Intel said Feb. 28 that its $7.68 billion acquisition of data-security specialist McAfee, announced in August 2010, is now complete, clearing the way for McAfee security features to be integrated directly into Intel processors.
As is common to global companies, Intel had to clear federal (Securities and Exchange Commission and Federal Trade Commission) and international hurdles-including approval from the European Union antitrust committee-to secure the deal.
Under the terms of the merger agreement, McAfee will become a wholly owned subsidiary of Intel and continue developing and selling security products and services under its own brand.
Intel and McAfee said they plan to bring the first product results of their partnership to market later in 2011, with the intent of tackling security and the pervasive nature of computing threats in an entirely new way.
Transaction Questioned at the Outset
The deal was questioned at first by industry analysts as to whether it would be a good fit because of Intel’s spotty track record in acquiring companies not directly related to processor making.
Forrester Research analyst Andrew Jaquith pointed out a couple of examples to eWEEK reporter Brian Prince back when the acquisition was announced.
“In 2005, Intel bought Sarvega, a hardware-and-software play in the XML-processing segment,” Jaquith explained. “Today, it is irrelevant. In 1991, Intel bought LANDesk as the centerpiece of its DMTF [Desktop Management Task Force] strategy … LANDesk was sold at the height of the dot-com boom, and it has been bought, spun off or sold three times again. Now Intel wants to get back in the software game again. Again, how will this be any different?”
Steve Coplan, an analyst with The 451 Group, told Prince that Intel’s software division has long been an “orphan child” to the hardware division, despite the division’s generating significant revenues.
“The strategic impetus here is to inorganically grow software revenues and elevate its visibility across the industry … Security should ideally be an integrated element of systems and networks, and Intel has the opportunity to emerge as a mobile firmware player with a reach into the desktop and server world,” he said. “McAfee was one of the few vendors with a discrete security focus and the run rate that would move the dial.”

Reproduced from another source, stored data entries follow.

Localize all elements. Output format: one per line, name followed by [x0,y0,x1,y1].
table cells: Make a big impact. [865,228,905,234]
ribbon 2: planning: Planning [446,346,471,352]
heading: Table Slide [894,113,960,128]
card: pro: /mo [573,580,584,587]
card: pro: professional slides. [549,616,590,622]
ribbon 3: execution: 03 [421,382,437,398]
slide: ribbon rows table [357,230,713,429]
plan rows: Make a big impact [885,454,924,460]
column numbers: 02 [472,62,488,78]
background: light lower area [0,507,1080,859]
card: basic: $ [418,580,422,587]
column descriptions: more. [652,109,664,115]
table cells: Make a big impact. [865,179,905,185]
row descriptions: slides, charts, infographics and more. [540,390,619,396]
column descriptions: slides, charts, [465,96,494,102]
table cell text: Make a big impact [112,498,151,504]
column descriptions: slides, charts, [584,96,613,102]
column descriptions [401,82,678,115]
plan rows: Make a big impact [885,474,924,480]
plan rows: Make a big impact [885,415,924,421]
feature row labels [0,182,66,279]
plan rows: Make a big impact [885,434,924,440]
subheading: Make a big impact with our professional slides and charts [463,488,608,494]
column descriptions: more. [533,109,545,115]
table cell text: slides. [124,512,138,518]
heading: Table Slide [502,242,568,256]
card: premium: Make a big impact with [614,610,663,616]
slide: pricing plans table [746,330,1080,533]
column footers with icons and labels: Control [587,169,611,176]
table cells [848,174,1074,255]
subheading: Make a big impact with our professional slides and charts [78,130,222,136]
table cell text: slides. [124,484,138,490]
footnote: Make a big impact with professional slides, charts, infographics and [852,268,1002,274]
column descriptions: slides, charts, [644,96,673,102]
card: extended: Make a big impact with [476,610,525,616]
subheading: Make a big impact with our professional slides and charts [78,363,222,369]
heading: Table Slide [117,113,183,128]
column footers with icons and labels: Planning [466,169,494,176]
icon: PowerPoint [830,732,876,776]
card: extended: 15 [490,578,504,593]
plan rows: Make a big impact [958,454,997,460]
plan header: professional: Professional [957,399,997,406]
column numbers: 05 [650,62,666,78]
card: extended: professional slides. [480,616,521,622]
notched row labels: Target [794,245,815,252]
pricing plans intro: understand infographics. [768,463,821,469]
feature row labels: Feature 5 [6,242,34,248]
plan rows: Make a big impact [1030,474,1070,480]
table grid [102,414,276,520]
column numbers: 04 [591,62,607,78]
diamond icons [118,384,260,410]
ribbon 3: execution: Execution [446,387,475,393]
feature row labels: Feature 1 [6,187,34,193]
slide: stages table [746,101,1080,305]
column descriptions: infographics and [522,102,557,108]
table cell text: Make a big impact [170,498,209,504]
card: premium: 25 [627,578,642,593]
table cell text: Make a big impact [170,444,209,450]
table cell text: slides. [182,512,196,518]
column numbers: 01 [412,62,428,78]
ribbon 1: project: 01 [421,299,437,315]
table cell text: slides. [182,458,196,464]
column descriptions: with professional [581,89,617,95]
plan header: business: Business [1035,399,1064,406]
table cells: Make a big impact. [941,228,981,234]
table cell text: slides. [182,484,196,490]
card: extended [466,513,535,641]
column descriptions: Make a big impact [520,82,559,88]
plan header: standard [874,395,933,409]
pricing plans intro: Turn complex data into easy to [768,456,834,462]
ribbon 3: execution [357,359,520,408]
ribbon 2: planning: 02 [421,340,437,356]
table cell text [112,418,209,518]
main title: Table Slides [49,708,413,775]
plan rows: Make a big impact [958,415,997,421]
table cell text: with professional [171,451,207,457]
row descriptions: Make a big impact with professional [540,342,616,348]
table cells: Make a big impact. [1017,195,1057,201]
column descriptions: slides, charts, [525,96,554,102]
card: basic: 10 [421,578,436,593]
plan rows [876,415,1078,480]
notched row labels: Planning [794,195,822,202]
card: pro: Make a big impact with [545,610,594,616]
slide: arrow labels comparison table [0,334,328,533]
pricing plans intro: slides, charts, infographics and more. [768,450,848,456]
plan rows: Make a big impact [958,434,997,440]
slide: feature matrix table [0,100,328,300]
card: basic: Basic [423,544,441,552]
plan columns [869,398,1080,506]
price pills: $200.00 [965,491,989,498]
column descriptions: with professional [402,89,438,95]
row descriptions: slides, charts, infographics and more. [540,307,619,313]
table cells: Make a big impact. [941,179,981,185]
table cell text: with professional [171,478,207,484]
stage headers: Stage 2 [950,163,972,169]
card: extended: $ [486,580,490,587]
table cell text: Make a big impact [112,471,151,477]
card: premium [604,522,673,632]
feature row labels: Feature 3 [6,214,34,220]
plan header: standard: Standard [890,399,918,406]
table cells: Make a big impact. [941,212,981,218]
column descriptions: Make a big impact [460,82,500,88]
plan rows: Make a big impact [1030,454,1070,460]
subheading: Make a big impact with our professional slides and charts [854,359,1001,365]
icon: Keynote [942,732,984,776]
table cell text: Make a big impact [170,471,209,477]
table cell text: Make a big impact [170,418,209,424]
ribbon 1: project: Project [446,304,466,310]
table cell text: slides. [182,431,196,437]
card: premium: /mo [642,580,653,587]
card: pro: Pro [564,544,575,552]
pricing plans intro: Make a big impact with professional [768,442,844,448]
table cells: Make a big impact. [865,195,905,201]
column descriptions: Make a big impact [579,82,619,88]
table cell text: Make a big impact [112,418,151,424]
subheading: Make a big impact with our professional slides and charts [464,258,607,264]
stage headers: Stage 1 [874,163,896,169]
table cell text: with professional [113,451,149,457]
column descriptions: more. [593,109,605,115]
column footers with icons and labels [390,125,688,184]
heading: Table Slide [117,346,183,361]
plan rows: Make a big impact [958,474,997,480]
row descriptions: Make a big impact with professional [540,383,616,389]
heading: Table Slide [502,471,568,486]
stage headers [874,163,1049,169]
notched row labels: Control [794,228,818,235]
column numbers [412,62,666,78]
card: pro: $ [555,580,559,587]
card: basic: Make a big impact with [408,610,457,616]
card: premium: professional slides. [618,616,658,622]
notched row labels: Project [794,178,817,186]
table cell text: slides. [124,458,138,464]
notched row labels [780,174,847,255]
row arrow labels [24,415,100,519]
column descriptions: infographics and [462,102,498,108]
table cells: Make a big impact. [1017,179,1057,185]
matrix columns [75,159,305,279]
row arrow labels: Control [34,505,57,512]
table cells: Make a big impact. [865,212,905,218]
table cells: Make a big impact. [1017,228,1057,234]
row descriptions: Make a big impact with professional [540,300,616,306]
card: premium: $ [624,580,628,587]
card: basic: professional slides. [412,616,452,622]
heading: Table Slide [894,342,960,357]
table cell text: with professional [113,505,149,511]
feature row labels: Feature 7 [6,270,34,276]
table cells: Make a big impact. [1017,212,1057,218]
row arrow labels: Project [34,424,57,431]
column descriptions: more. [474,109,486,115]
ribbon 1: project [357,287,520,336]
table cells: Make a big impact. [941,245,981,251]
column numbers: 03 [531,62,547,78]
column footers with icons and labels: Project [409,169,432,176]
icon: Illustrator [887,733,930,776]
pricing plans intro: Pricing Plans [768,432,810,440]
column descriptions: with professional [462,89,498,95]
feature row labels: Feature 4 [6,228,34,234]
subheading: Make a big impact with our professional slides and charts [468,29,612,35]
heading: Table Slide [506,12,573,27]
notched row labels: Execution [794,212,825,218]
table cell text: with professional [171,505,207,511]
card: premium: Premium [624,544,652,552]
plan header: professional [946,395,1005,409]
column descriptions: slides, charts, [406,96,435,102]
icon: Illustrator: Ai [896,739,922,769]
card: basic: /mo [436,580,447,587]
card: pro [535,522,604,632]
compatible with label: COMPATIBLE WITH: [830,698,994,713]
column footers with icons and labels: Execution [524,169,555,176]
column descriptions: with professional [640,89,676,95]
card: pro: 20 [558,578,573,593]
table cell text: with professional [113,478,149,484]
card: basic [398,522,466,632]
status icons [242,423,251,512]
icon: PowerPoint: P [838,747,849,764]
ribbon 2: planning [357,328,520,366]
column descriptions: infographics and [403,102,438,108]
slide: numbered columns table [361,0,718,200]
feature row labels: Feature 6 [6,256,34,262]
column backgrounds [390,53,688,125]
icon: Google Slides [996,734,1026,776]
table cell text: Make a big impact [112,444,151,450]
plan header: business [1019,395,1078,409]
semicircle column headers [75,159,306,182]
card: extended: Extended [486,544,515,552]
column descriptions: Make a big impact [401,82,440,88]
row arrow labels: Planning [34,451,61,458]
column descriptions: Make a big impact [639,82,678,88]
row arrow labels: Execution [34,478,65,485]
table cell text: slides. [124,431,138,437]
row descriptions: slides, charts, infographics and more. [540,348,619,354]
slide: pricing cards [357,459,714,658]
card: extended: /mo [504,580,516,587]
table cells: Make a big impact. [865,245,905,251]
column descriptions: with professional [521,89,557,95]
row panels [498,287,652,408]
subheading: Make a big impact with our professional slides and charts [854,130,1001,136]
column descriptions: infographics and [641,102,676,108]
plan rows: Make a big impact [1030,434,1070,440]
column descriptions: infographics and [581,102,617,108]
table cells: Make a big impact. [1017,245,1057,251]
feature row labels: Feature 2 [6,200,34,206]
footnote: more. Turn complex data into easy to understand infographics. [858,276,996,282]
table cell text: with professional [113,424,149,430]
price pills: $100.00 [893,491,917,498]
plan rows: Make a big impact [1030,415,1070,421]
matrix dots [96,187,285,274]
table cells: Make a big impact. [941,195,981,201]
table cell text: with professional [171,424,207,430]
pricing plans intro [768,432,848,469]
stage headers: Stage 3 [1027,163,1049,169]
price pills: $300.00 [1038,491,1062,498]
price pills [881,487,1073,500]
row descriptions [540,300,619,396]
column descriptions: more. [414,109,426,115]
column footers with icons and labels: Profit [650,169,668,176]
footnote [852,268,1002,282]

Gartner analyst Neil MacDonald said Intel needs to figure out how to build an established sales force to sell to enterprises.
“That’s one challenge,” he said. “Another challenge is that … in the network buying center, which is a good chunk of McAfee’s business, they don’t think of Intel at all…So for Intel to target that market, that’s very difficult to bridge that gap in buying centers. McAfee has successfully done that, but the challenge is Intel doesn’t really add anything to that mix.”
Intel and McAfee executives have said that conventional approaches to security do not adequately address billions of new Internet-ready devices, including PCs, mobile and wireless devices, TVs, cars, medical devices and ATM machines.
Intel, McAfee Will Try Some New Approaches
With the continuing surge in cyber-threats, providing protection to diverse online devices requires a fundamentally new approach involving software, hardware and services, Intel said. As a wholly owned subsidiary, McAfee now reports into Intel’s Software and Services Group. The group is managed by Intel Senior Vice President and General Manager Renee James. McAfee’s president, Dave DeWalt, will report to James.
“In the past, energy-efficient performance and Internet connectivity have defined computing requirements,” James said. “Intel has added security as a third pillar of what people demand from their experiences with personal computers and other connected devices.”
Editor’s note: This story includes previous reporting from eWEEK Senior Writer Brian Prince.